I've actually got a few questions here, some I think I've been reasonably succesful in - others I don't know where to begin. I really am confused by some of this stuff, so a nudge in the right direction would be great. I know my lecturer will probably find and read this - (It's not your fault! I've been preoccupied with other subjects :( Probably too much so.)
On the other hand - this means that I will certainly be re-writing/calculating these solutions to I remain anonymous. In other words - If you take the time to help me with this I'll certainly be learning from you :)
Question 1 [20 marks] - Attempted solution below.
In one of the lectures, a recent experiment showing the interference of buckminsterfullerene (C60)
molecules using a double slit apparatus was discussed.
(a) If the average velocity of the C60 molecules is v = 200 m/s, calculate the de Broglie
wavelength for a C60 molecule.
(b) If the C60 particles are incident on two 50 nm slits with a center-to-center separation of 100
nm, what is the distance between the first two maxima deposited on a screen located 2 m
behind the slits. Given that the resolution limit of optical microscopy is comparable to the
wavelength, would you be able to resolve the maxima optically using this set-up?

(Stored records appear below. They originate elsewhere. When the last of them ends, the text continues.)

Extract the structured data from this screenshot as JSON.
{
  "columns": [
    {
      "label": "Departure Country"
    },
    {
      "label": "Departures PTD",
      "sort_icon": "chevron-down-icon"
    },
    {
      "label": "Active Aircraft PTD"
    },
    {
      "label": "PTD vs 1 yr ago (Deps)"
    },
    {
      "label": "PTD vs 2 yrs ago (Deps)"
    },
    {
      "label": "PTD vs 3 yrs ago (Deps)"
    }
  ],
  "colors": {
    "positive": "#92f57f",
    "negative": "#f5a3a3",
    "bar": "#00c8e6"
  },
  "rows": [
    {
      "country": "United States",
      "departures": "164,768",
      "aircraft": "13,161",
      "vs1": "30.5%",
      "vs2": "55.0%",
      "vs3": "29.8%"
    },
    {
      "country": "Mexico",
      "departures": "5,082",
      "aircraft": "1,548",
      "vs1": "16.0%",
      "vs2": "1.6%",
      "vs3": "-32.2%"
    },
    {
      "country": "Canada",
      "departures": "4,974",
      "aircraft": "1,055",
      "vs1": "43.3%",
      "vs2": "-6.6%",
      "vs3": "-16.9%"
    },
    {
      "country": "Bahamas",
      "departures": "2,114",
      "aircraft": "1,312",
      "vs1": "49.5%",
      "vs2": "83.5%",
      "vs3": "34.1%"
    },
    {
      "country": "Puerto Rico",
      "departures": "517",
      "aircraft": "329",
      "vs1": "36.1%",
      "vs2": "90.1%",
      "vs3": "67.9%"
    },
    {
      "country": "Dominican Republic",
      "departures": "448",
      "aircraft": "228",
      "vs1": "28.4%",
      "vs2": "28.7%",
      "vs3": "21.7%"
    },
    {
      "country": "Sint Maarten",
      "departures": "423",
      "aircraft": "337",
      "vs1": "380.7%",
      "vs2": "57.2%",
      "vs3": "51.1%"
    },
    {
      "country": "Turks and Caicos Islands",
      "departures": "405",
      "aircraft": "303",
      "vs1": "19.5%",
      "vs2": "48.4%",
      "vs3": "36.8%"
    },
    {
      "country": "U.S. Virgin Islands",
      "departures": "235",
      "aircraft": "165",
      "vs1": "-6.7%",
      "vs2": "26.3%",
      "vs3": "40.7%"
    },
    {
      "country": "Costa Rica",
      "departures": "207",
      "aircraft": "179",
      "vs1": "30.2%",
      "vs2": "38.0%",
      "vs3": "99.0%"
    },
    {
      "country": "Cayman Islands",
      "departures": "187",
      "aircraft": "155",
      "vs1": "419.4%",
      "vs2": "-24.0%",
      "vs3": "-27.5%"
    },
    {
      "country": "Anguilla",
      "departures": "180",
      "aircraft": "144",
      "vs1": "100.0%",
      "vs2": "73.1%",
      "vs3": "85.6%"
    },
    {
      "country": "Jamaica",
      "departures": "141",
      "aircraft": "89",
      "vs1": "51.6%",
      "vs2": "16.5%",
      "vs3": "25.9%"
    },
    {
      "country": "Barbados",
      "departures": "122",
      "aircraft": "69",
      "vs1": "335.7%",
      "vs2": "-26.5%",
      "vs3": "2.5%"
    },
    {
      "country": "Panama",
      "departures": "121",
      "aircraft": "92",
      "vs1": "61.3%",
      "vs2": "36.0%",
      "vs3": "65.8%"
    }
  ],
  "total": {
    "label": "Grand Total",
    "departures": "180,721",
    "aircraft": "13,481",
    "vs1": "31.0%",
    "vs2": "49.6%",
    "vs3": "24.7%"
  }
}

(c) Suppose one wanted to attempt the Davisson-Germer experiment with C60, and planned to ionise the C60 to C60 2− and then use a potential difference to accelerate the C60 molecule to a velocity sufficient to achieve a wavelength λ = 1.65 Å. How large a potential difference V would be needed to do this?
Question 2 [10 marks]
You wish to study a crystal’s structure by diffracting thermal, non-relativistic neutrons from the
crystal, so you go to a nuclear reactor and set up your diffraction experiment on one of the neutron
beam-lines. The neutrons emerge from the reactor with a range of wavelengths (i.e., a range of
energies/momenta), so you use a ‘chopper’ to select neutrons of a certain wavelength.
The simplest chopper consists of two disks made from a highly neutron absorbing material,
mounted on an axle. The disks are 2 m apart. In each disk is a small slot (to let the neutrons
through). There is an offset of 10° between the two slots and the chopper rotates rapidly.
The distance between the planes of atoms in the diffracting crystal is 1.73Å and you observe strong
diffraction when the angle between the incident and diffracted neutron beams is 163°. Calculate the
minimum rotational speed of the chopper in revolutions per minute.
Question 3 [15 marks]
(a) Rayleigh’s criterion is used to determine when two objects are resolvable by a lens of
diameter d. The angular separation of the objects must be at least θ R where:
θ(subscript r) = 1.22*(λ/d)
In order to resolve two objects 4000 nm apart at a distance of 20 cm with a lens of diameter 5
cm, what energy (i) photons and (ii) electrons should be used?
Is this consistent with the uncertainty principle? Explain briefly and support with numerical
estimates if required.
(b) Assume that the uncertainty in the position of a particle is equal to its de Broglie wavelength.
Show that the uncertainty in its velocity is equal to or greater than 1/(4π) times its velocity.
(included in the questions above)
The Attempt at a Solution
A) λ=h/p=h/mv=(6.626 068 96 *(10)^(-34))/(200*(720.66*1.660538782*(10)^(-27) ) )=2.768512669*(10)^(-12) Meters
B) x=(n*λ*L)/d=(n*2.768512669*(10)^(-12)*2)/(50*(10)^(-9) )
Sub in n=1 and n=2, and find the difference:
(2*2.768512669*(10)^(-12)*2)/(100*(10)^(-9) )-(1*2.768512669*(10)^(-12)*2)/(100*(10)^(-9) )=5.537025342*(10)^(-5) Meters
Given the limit of optical microscopy is comparable to the wavelength of this particular particle then it is reasonable to assume that you would be able to resolve the maxima optically using this setup as the distance is several orders of magnitude larger.
C) 1/λ=√((2*m*e*V) )/h
∴ V = (1/2)*h^2/(λ^2*m*e)=0.00004217267763volts
As for 2 and 3, I am genuinely stumped for the moment. I'll continue doing some more work on them as I wait for a reply, But I've been stuck on these for quite some time now. Please find it in your soul to help out an undergrad who screwed up his time management :)
These are due on thursday, so I've got a little time yet.